By Josh Farley / Kitsap Sun
BREMERTON — Neighbor Louis Cobb gladly pitched in on a recent Saturday to help landscape a Highland Avenue property he once watched police officers refuse to enter because of its dilapidated state.
“This is a nice neighborhood. We help each other,” he said. “I’m looking to have another good neighbor in this house, too.”
The home also is a milestone for the nonprofit organization that brought it back from the brink. It’s the 20th residence rehabbed by Community Frameworks, a Northwest nonprofit whose specialty is to flip distressed properties while keeping their sales prices affordable.
Its “Built in Bremerton” program began in 2013 on the east side’s Eagle Avenue, and it has spread to include properties, many of which are foreclosed homes, all over the city.
Once flipped, the properties sell to “mortgage-ready” buyers whose income is at or below 80 percent of Kitsap County’s median income, according to Heather Wegan, a manager with the organization. Participants have included a dental hygienist, a shipyard worker, a bank clerk and others, who must also put in at least 50 hours of sweat equity in helping improve the home.

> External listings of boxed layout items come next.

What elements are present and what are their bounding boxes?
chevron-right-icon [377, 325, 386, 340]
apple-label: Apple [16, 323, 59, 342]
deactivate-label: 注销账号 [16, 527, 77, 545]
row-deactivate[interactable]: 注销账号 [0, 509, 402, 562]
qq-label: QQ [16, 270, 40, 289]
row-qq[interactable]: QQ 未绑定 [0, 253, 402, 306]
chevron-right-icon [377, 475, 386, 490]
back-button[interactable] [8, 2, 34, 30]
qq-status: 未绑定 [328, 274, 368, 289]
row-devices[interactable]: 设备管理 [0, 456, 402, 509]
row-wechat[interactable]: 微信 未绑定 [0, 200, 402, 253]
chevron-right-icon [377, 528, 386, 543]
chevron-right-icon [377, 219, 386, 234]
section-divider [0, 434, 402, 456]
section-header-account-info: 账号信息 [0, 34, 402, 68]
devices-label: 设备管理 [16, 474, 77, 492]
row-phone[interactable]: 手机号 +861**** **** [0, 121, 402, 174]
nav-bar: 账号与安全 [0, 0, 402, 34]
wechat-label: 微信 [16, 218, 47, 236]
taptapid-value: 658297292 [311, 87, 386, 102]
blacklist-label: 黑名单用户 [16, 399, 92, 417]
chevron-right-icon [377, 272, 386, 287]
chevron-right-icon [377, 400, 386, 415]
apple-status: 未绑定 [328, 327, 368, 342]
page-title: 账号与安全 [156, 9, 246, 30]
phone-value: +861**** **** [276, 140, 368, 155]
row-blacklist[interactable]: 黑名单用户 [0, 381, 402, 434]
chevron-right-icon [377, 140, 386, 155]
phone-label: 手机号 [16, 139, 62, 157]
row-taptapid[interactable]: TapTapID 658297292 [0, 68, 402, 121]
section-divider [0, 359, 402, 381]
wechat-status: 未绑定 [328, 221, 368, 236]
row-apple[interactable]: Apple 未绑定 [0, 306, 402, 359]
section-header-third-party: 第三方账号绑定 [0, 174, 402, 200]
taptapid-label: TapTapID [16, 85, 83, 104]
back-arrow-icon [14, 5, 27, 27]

Here’s how it works: the nonprofit shops for homes on the cheap — sometimes free, as was the case on Highland, where the owner donated it. The organization then completes a top-to-bottom renovation with an emphasis on energy efficiency.
The home then goes onto the market at $50 less than the appraised value. Through government grants, the buyer receives down-payment assistance worth 20 percent of the home — but it must eventually be paid back. It makes the home more affordable, Wegan said, but it also creates some revenue downstream for the organization to use on future homes.
A lot has changed in Bremerton in the five years the nonprofit has been operating — namely, housing prices have greatly increased. But Wegan notes that there are still opportunities to help create affordable housing, all while improving the housing stock of a community. She added that the organization has added almost $2 million to the county’s tax rolls through its renovations.
“The changing market has made it more important than ever for us to capture these distressed homes into our program and reserve them for quality affordable home ownership opportunities,” she said. “If we don’t, the chances are greater than ever that these homes will either remain or be converted into low-quality rentals, or that they will be flipped for profit to a higher-income buyer.”
In the case of the Highland home, it was almost too far gone to save: water damage had caused gaping holes in the ceiling; the home was completely filled with junk.
“It’s not good for any neighborhood,” neighbor Cobb said. “Who knows what was going on in there.”
The home is now just about ready for sale, with a fresh landscaping thanks to volunteer labor. Whoever buys it will also receive a treat saved from its past: a stand-alone porcelain bathtub that dates back somewhere within the history of the 1905-built home.